Les étudiants avaient invités des artistes de la scène musicale locale et les médias pour discuter de la relation aux médias et de l’expérience des jeunes artistes en tant qu’activistes dans le milieu musical guadeloupéen.
Les intervenants invités étaient : Kris, Matik, Kila de Gwada bel, Vinska, Méthi’S, Rachelle Allison et bien d’autres. A la suite de ce débat les étudiants vont préparer une note de synthèse qui sera diffusée sur Facebook et aux intervenants.
[Q] A l’issue de ce débat, qu’est-ce qui vous a amené à vous interroger sur le fait qu’il faudrait changer d’identité pour réussir ?
Durant le débat ce qui est revenu souvent c’était l’absence des médias au débat et le manque de communication entre les jeunes artistes et les radios.
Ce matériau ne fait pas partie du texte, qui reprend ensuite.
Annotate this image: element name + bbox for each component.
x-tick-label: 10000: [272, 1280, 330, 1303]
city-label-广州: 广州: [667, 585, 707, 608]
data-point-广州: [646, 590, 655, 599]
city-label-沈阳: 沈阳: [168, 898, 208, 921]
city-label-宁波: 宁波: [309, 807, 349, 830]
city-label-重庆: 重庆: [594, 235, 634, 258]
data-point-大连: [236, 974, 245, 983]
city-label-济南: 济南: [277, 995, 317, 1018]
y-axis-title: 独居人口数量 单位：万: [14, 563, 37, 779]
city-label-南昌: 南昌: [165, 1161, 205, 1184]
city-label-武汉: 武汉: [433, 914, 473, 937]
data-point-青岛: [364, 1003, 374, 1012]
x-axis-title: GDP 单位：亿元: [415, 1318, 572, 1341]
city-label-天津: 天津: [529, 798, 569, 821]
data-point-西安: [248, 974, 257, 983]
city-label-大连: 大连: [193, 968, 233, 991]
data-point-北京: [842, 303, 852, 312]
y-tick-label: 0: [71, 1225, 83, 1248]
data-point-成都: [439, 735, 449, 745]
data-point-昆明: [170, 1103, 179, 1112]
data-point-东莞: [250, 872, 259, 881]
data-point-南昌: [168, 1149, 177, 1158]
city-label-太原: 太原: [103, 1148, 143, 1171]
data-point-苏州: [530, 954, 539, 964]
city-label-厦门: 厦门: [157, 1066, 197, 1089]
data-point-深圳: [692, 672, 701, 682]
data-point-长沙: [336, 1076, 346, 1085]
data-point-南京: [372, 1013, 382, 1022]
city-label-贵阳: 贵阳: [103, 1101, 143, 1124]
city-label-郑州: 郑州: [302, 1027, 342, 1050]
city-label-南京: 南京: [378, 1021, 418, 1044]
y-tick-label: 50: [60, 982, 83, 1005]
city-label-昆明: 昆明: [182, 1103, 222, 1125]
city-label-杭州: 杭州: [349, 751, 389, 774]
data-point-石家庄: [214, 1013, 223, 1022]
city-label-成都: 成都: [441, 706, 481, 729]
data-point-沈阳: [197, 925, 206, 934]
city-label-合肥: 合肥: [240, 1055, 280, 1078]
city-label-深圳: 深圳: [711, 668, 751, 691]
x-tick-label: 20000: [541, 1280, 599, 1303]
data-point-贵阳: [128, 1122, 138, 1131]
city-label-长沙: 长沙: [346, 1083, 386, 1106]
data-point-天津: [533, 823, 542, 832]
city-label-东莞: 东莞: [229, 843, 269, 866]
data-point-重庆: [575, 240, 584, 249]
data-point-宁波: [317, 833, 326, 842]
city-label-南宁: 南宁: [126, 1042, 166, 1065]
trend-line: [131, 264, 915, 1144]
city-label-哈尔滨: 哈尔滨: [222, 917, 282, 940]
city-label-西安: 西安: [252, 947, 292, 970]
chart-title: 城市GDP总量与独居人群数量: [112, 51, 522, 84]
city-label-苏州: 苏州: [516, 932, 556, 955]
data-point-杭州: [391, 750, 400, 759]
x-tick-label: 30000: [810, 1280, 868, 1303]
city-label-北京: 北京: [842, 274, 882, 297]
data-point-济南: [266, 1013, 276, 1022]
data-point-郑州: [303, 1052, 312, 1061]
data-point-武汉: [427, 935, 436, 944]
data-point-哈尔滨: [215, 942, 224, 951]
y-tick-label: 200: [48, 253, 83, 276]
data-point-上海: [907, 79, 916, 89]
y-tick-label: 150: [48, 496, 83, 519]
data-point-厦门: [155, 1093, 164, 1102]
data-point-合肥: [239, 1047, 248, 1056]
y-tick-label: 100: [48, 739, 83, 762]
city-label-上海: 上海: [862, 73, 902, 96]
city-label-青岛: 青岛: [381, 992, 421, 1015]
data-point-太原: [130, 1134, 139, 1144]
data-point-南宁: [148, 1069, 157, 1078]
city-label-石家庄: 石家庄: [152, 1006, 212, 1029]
Les jeunes artistes trouvaient qu’ils ne recevaient peu ou pas du tout de soutien des radios et qu’ils devaient d’abord explosé sur le net ou ailleurs avant de pouvoir être diffuser par les radios et scènes locales.
Et pour illustrer cette détresse des artistes locaux, nous avons eu l’exemple d’une jeune chanteuse qui est intervenue pour nous confier que pour avoir accès aux radios locales elle avait dû changer son créole en adoptant un créole haïtien et son style musical pour être enfin accepter. Elle ne semblait même pas se rendre compte de l’énormité de la
situation. Et ce problème, on le voit chez les artistes mais également chez les professionnels, chez les étudiants : chez les guadeloupéens en général : Aimer l’autre plus que soi. Aider l’autre plus que soi.
Mais comment puis-je être le meilleur dans ce que je fais si je ne suis qu’une copie de quelqu’un d’autre ou du travail de quelqu’un d’autre ? je ne peux pas . Si on ne réapprend pas à être, à s’aimer et s’entraider localement, on ne travaille pas dans ses forces.
Et c’est ce que le groupe Kassav avait compris et c’est d’ailleurs pour cela que leur réussite a été aussi éclatante tout en conservant leur créole et leur identité unique. Alors à la question du jour : faut-il changer d’identité pour réussir, je dirais non il faut juste être la meilleur version de vous-même.
Et je conclurais avec un texte tiré du livre « the age of miracles » de Marianne Williamson : « Les frontières saines sont faites d’amour; elles marquent le respect, tant pour la personne qui les établit que pour celle à qui on demande de les honorer. Je crois qu’il vaut mieux rechercher une vie équilibrée, une paix avec nous-mêmes et avec nos proches; ensuite, lorsque nous tournons finalement notre attention vers le monde, nous sommes tellement plus en mesure de lui apporter davantage. Nous lui offrons une version améliorée de nous-mêmes.»